While McGinnis was lobbing meatballs, at least one member of the Browns was still fighting hard to win—the insatiably aggressive Bill Gleason. On a bang-bang play at the plate, Gleason bowled over Reds catcher Phil Powers, who had just gotten over an illness that melted off twelve pounds and earned him the nickname of “Shadow.” The local papers found nothing to admire in Gleason’s combativeness. “This is the same player who ran into Powers last year and broke his wrist necessitating his retirement from the field for nearly six weeks,” the Enquirer pointed out. “The collision was most likely purely unintentional on Gleason’s part, but he should be more careful, and not let his zeal to win run away with his judgment.”
Unfortunately, the zeal to win was in short supply among the Browns that week. The Reds completed the three-game sweep the following day, beating a St.
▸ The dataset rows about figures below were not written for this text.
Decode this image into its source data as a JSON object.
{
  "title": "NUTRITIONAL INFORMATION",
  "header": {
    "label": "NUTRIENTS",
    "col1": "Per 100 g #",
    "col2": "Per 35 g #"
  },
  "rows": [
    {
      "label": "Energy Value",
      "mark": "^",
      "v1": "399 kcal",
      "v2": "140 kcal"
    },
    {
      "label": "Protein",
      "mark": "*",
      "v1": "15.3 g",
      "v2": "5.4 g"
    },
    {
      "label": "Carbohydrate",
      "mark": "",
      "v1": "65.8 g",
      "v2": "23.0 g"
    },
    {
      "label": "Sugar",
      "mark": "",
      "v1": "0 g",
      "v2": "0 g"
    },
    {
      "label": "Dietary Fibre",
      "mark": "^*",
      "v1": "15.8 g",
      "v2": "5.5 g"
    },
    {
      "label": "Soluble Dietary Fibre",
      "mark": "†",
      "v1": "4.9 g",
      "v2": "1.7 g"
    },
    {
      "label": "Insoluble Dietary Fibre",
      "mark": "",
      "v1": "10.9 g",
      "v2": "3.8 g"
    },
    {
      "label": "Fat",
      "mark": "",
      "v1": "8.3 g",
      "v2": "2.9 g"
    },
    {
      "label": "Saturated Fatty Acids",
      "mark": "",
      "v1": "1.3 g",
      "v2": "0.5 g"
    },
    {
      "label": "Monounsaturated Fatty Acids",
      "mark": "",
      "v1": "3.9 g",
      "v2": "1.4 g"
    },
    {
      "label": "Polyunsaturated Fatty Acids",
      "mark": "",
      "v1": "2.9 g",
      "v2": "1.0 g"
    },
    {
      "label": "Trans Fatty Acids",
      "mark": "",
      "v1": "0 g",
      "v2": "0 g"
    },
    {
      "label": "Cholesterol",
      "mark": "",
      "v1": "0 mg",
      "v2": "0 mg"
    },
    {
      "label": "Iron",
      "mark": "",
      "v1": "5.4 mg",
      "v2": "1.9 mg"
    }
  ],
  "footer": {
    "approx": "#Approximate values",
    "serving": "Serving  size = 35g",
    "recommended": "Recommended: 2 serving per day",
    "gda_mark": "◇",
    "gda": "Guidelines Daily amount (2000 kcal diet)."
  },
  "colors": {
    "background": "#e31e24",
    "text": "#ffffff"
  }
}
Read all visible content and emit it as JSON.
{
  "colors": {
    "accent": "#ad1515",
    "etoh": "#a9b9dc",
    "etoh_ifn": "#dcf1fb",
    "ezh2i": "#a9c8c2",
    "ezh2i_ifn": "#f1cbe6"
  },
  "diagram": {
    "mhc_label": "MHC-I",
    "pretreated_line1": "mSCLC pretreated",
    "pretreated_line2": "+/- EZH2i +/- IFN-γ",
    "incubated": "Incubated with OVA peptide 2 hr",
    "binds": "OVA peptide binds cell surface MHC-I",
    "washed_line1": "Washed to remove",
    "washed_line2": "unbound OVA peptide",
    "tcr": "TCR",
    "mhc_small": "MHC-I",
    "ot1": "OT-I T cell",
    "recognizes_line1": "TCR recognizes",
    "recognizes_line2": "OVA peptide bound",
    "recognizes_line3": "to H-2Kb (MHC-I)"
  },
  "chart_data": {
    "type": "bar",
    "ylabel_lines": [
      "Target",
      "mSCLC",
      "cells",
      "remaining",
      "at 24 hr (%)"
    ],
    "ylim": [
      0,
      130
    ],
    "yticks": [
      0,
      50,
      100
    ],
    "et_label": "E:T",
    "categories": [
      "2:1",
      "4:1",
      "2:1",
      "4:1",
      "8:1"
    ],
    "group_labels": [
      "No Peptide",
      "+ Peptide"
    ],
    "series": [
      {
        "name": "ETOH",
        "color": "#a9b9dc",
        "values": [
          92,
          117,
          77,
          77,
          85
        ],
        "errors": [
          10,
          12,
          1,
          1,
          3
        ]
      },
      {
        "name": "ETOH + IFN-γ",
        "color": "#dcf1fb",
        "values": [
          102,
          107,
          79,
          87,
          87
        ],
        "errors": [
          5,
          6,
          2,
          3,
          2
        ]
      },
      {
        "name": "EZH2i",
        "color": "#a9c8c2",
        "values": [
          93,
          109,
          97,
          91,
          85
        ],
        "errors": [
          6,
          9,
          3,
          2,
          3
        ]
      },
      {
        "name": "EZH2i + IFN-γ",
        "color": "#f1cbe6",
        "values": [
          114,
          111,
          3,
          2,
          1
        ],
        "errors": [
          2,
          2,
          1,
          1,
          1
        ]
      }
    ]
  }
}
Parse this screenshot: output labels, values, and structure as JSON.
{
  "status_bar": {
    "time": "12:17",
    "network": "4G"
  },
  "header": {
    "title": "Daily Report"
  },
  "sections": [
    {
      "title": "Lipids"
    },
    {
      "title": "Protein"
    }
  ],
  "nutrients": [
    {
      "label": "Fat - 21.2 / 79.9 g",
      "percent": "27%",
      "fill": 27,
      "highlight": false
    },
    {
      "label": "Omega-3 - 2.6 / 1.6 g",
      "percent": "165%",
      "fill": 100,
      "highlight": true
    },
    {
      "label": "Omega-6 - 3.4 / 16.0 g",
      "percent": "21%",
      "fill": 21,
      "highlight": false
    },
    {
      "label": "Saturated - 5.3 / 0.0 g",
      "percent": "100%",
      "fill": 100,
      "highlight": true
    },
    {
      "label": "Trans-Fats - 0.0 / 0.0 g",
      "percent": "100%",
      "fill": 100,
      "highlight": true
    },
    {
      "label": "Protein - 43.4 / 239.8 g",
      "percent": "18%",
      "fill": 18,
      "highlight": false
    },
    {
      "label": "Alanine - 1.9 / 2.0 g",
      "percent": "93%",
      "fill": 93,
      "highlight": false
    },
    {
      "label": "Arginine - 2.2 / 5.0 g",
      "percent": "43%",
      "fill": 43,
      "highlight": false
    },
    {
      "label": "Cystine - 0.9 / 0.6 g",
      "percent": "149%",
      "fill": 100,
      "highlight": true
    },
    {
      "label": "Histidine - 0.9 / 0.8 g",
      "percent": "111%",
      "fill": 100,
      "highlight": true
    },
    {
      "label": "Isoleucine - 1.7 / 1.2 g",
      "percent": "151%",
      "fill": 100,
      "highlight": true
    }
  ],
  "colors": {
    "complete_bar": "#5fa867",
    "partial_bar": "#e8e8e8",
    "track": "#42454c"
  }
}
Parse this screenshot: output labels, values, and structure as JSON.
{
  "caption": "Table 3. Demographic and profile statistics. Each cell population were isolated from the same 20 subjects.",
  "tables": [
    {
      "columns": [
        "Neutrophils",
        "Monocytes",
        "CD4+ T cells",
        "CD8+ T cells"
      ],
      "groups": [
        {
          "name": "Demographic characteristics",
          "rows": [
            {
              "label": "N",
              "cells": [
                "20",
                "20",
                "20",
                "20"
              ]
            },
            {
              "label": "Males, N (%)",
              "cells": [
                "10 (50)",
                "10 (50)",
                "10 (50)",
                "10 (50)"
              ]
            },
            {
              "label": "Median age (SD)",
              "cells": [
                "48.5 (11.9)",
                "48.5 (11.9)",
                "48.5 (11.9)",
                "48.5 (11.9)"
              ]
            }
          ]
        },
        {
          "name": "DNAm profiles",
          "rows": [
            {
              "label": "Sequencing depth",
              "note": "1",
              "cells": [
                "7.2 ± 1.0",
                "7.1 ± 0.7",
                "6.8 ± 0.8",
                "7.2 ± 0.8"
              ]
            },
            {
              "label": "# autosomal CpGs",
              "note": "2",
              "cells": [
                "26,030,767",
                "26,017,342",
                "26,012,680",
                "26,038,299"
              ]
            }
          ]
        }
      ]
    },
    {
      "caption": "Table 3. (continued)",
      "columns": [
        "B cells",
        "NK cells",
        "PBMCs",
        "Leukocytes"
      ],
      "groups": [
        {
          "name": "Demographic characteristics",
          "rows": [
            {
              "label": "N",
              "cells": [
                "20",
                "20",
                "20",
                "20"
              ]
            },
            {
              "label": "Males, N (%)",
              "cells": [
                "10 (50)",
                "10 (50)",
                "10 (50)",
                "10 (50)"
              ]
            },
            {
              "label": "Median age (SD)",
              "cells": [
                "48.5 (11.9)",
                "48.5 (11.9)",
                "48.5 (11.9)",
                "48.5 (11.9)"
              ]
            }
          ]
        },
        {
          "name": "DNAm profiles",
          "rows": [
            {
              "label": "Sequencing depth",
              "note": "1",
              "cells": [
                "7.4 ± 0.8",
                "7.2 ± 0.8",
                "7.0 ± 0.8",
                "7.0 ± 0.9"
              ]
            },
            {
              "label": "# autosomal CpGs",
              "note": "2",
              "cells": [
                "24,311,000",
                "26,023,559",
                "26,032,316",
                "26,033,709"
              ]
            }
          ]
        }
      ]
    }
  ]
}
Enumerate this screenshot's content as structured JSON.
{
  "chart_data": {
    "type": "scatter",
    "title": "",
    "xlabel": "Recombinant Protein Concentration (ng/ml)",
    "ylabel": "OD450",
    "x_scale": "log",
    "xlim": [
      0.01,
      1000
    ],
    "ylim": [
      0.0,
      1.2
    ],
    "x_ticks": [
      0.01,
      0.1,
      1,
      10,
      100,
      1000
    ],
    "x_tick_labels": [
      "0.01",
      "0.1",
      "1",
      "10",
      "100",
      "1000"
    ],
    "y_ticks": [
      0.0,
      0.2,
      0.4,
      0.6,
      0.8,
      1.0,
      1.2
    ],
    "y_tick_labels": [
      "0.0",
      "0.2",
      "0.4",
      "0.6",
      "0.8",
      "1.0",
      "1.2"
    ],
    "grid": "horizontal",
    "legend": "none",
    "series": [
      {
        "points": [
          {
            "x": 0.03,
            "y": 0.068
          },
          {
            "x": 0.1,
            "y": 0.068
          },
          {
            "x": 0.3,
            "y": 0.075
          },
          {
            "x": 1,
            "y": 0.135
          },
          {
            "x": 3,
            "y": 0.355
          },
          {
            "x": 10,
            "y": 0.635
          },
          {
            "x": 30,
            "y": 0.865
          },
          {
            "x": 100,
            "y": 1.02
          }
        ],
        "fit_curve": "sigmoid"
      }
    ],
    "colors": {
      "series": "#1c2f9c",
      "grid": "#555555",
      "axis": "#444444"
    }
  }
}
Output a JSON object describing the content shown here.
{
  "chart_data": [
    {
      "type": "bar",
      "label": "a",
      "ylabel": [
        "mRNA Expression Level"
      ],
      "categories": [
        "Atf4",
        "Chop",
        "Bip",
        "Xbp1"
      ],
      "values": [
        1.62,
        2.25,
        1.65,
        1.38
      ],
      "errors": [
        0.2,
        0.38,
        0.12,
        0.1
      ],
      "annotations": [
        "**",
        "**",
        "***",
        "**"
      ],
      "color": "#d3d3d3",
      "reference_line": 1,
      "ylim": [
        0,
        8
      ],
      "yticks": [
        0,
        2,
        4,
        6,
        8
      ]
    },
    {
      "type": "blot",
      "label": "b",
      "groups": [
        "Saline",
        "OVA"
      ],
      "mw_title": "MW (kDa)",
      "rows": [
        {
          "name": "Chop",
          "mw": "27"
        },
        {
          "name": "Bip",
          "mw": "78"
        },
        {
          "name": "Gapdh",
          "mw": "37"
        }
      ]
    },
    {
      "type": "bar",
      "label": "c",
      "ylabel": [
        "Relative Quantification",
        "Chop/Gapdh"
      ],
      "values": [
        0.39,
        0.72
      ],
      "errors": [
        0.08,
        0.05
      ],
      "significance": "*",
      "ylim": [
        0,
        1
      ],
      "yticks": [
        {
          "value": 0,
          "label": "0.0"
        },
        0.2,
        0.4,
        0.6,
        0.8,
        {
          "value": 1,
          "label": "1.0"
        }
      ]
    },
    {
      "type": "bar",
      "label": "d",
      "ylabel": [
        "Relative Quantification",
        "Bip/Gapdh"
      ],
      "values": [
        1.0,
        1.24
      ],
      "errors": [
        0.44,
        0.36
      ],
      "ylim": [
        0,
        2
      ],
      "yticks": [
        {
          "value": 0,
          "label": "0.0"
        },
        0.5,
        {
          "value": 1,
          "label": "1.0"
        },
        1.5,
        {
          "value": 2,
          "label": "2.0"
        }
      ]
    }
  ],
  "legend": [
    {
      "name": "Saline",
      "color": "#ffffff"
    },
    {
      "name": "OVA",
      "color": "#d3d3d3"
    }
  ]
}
Louis boy, Charlie Hodnett, a former apprentice printer who, in those days before massive scouting operations and farm teams, had been lifted off the city’s sandlots and rushed in to fill the yawning gap in the Browns’ pitching staff. Hodnett, about twenty-two, was so nervous that he walked the first two Reds batters before he was able to settle down. The rookie pitcher ended up losing only narrowly, 3–2. Caylor was impressed. “This young man is no slouch,” he wrote. “He shows the makings of a fine future pitcher. His rising ball in particular is very deceptive.” As it turned out, Hodnett would pitch only four games for the Browns, stepping aside as soon as Tony Mullane was able to throw hard again. (After pitching for St. Louis’s club in the Union Association in 1884, Hodnett died of a crippling rheumatoid condition before his thirtieth birthday. He ended up a pauper in the St. Louis Poor House.) While waiting for his throwing arm to heal, Mullane earned his keep by playing in the outfield and contributing some hits. During the third straight loss to Cincinnati, he “looked anything else but a sick man as he trampled the grass in center field,” the Enquirer noted. It was Mullane who made the longest hit of the day, a triple to right field. “His playing . . . would warrant any body in staking a few dollars that his chances for laying claim to his six feet of earth were very slim for a few days, at least.”